Затем глаза ее опять потухли. Она покачала головой.
— Нет, мой дорогой, — сказала она. — Я не могу воспользоваться твоим великодушием, хотя очень тебе благодарна. Не могу по двум причинам. Первое: я тебе небезразлична, и это было бы несправедливо по отношению к тебе. Второе: это значило бы получить свободу обманом, и Роланд узнал бы, что это обман.
— Ну и что? Он обманул тебя!
— Да, — сказала Жонкиль, — но злом зло не поправишь.
— Он обманом женился на тебе, почему ты обманом не можешь развестись?
— Я просто не могу, — сказала она. — Я не такой человек. Да и ты тоже. Ты прямой, как палка, Билл, и даже когда был ребенком, ты ненавидел обман или ложь, ты никогда никого не обманывал.
— Это совсем другое. Было бы просто справедливо, если бы ты использовала любые имеющиеся в твоем распоряжении средства, чтобы разорвать этот брак.

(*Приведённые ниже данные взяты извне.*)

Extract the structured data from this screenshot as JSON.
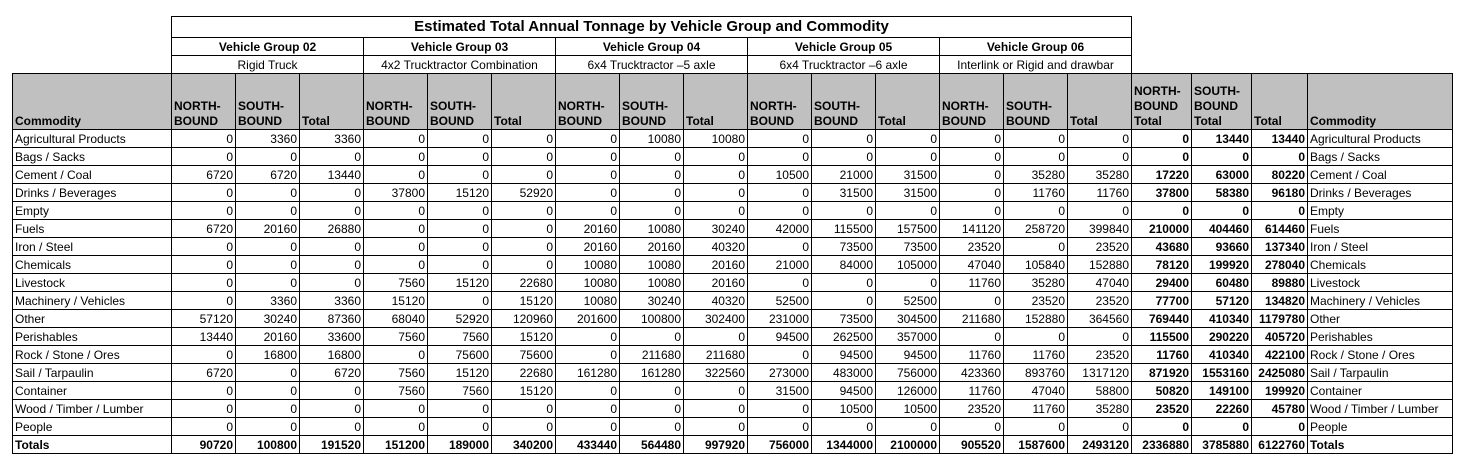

— Боюсь, я не могу с тобой согласиться, — сказала она. — Видишь ли, я убеждена, что ложь, обман и предательство, даже если они помогают достичь благой цели, ведут в конечном счете в трясину. Я была сурово наказана за то, что обманула бабушку и убежала с Роландом. Если я обману его и он даст мне развод, это не приведет ни к чему хорошему. Я должна играть честно, даже если мне придется остаться его женой. И в любом случае, какое это имеет значение? Я буду жить своей жизнью. Я никогда не вернусь к нему.
Билли освободил ее руки. Он был разочарован и не скрывал этого.
— Ну, если ты так думаешь, Килли, я ничего не могу поделать. Но мне очень жаль, моя дорогая старушка. Ты так несчастна, и я отдал бы полжизни, чтобы исправить нанесенное тебе зло.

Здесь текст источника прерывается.